Ketua DPRD DKI Minta Insentif Petugas Dishub-Satpol PP Akibat Polusi Udara Dinilai Diskriminatif

JAKARTA - Pengamat kebijakan publik dari Universitas Trisakti, Trubus Rahadiansyah menilai permintaan Ketua DPRD DKI Jakarta soal anggaran insentif bagi petugas lapangan Pemprov DKI akibat polusi udara tak perlu dialokasikan.

Menurut Trubus, anggaran insentif berupa pemberian obat hingga vitamin bagi petugas Dinas Perhubungan dan Satpol PP DKI Jakarta yang bekerja di lapangan bersifat diskriminatif.

"Sebenarnya enggak perlu karena ini akan menimbulkan perilaku diskriminatif dan kecemburuan sosial," kata Trubus kepada wartawan, Selasa, 15 Agustus.

Lagipula, menurut Trubus, pemberian obat hingga vitamin dari APBD DKI tidak bisa diberikan secara kontinyu. Mengingat, hal ini akan membebankan anggaran daerah.

Belum lagi, masih banyak masyarakat lainnya yang setiap hari berkegiatan di luar rumah dengan kebutuhan asupan yang sama dengan para petugas Pemprov DKI tersebut.

"Mengeluarkan anggaran tambahan itu harus tahu batasannya untuk apa. Kalau enggak, APBD jebol karena biayanya akan makin tambah lagi tambah lagi. Masyarakat yang lain nanti juga akan minta, mereka yang kategori penyandang disabilitas minta, semuanya nanti minta," tuturnya.

Ketua DPRD DKI Jakarta Prasetyo Edi Marsudi meminta Pemprov DKI Jakarta mengalokasikan anggaran untuk insentif petugas lapangan seperti jajaran Dinas Perhubungan dan Satpol PP DKI Jakarta.

Insentif yang dimaksud berupa menambah asupan makanan, vitamin, hingga obat-obatan. Prasetyo menyebut, pemberian insentif ini dilakukan untuk menjaga kesehatan para petugas dari kondisi udara Jakarta yang berpolusi cukup tinggi.

"Diharapkan dapat digunakan untuk menambah daya tahan tubuh supaya petugas-petugas kita tetap prima. Ya kita harus berusaha mencegah lah," kata Prasetyo dalam keterangannya, Minggu, 13 Agustus.

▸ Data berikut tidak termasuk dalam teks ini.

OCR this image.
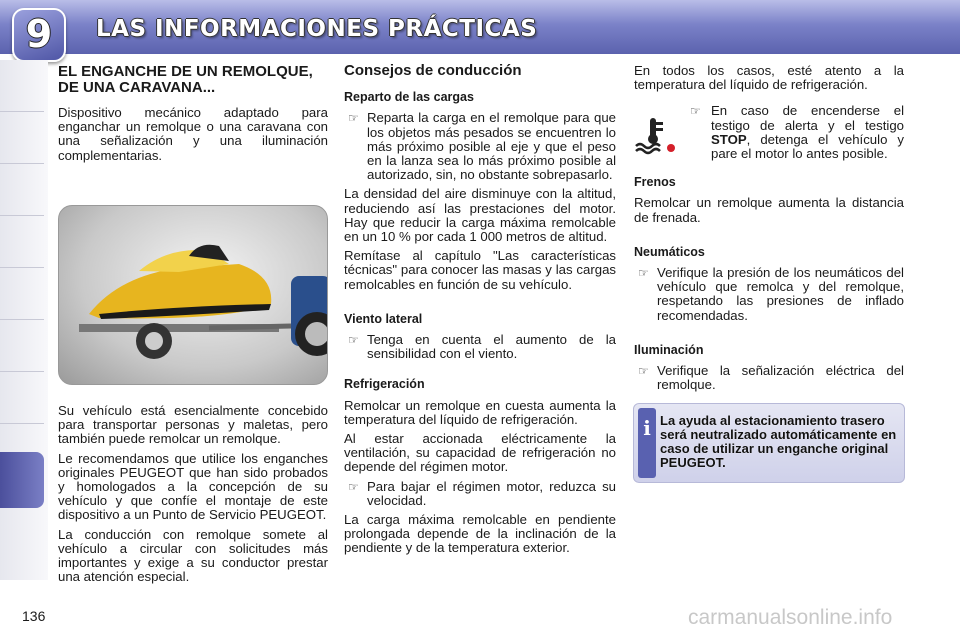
LAS INFORMACIONES PRÁCTICAS
9
EL ENGANCHE DE UN REMOLQUE, DE UNA CARAVANA...

Dispositivo mecánico adaptado para enganchar un remolque o una caravana con una señalización y una iluminación complementarias.

Su vehículo está esencialmente concebido para transportar personas y maletas, pero también puede remolcar un remolque.

Le recomendamos que utilice los enganches originales PEUGEOT que han sido probados y homologados a la concepción de su vehículo y que confíe el montaje de este dispositivo a un Punto de Servicio PEUGEOT.

La conducción con remolque somete al vehículo a circular con solicitudes más importantes y exige a su conductor prestar una atención especial.

Consejos de conducción
Reparto de las cargas
☞ Reparta la carga en el remolque para que los objetos más pesados se encuentren lo más próximo posible al eje y que el peso en la lanza sea lo más próximo posible al autorizado, sin, no obstante sobrepasarlo.

La densidad del aire disminuye con la altitud, reduciendo así las prestaciones del motor. Hay que reducir la carga máxima remolcable en un 10 % por cada 1 000 metros de altitud.

Remítase al capítulo "Las características técnicas" para conocer las masas y las cargas remolcables en función de su vehículo.

Viento lateral
☞ Tenga en cuenta el aumento de la sensibilidad con el viento.
Refrigeración

Remolcar un remolque en cuesta aumenta la temperatura del líquido de refrigeración.

Al estar accionada eléctricamente la ventilación, su capacidad de refrigeración no depende del régimen motor.

☞ Para bajar el régimen motor, reduzca su velocidad.

La carga máxima remolcable en pendiente prolongada depende de la inclinación de la pendiente y de la temperatura exterior.

En todos los casos, esté atento a la temperatura del líquido de refrigeración.

☞ En caso de encenderse el testigo de alerta y el testigo STOP, detenga el vehículo y pare el motor lo antes posible.
Frenos

Remolcar un remolque aumenta la distancia de frenada.

Neumáticos
☞ Verifique la presión de los neumáticos del vehículo que remolca y del remolque, respetando las presiones de inflado recomendadas.
Iluminación
☞ Verifique la señalización eléctrica del remolque.
i La ayuda al estacionamiento trasero será neutralizado automáticamente en caso de utilizar un enganche original PEUGEOT.
136	carmanualsonline.info
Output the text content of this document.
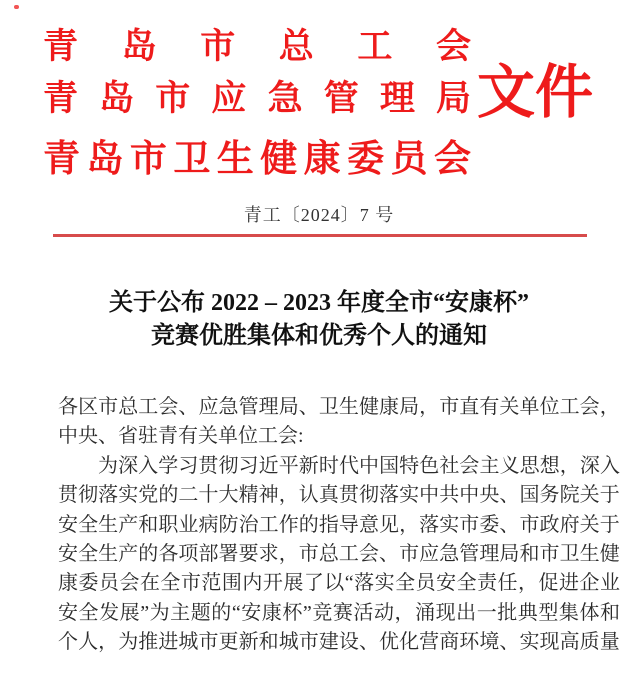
青 岛 市 总 工 会
青 岛 市 应 急 管 理 局
青 岛 市 卫 生 健 康 委 员 会
文件
青工〔2024〕7 号
关于公布 2022 – 2023 年度全市“安康杯”
竞赛优胜集体和优秀个人的通知
各 区 市 总 工 会 、 应 急 管 理 局 、 卫 生 健 康 局 ， 市 直 有 关 单 位 工 会 ，
中央、省驻青有关单位工会:
为 深 入 学 习 贯 彻 习 近 平 新 时 代 中 国 特 色 社 会 主 义 思 想 ， 深 入
贯 彻 落 实 党 的 二 十 大 精 神 ， 认 真 贯 彻 落 实 中 共 中 央 、 国 务 院 关 于
安 全 生 产 和 职 业 病 防 治 工 作 的 指 导 意 见 ， 落 实 市 委 、 市 政 府 关 于
安 全 生 产 的 各 项 部 署 要 求 ， 市 总 工 会 、 市 应 急 管 理 局 和 市 卫 生 健
康 委 员 会 在 全 市 范 围 内 开 展 了 以 “ 落 实 全 员 安 全 责 任 ， 促 进 企 业
安 全 发 展 ” 为 主 题 的 “ 安 康 杯 ” 竞 赛 活 动 ， 涌 现 出 一 批 典 型 集 体 和
个 人 ， 为 推 进 城 市 更 新 和 城 市 建 设 、 优 化 营 商 环 境 、 实 现 高 质 量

Politikus PDIP ini menuturkan, para petugas yang sehari-hari bekerja di ruang publik ini membutuhkan asupan penambah imunitas karena mereka berpotensi mengalami gangguan saluran pernapasan.

"Boleh sekarang sehat, tapi dalam jangka waktu panjang paparan polusi udara ini bisa bikin dia sakit. Ini yang mau kita usulkan di APBD 2024," ungkap dia.

Jakarta kerap menjadi salah satu kota besar dengan polutan paling tinggi di dunia. Berdasarkan hasil kajian tahun 2020, sektor kegiatan yang menyebabkan pencemaran udara Jakarta adalah kendaraan bermotor yang berkontribusi 44 persen.

Kemudian, 31 persen polusi disumbang dari industri, 14 persen dari perumahan, 10 persen dari industri energi manufaktur, dan 1 persen kegiatan komersial.

Sementara, sumber emisi bahan bakar yang digunakan di Jakarta adalah batu bara 0,42 persen, minyak 49 persen, dan gas 51 persen.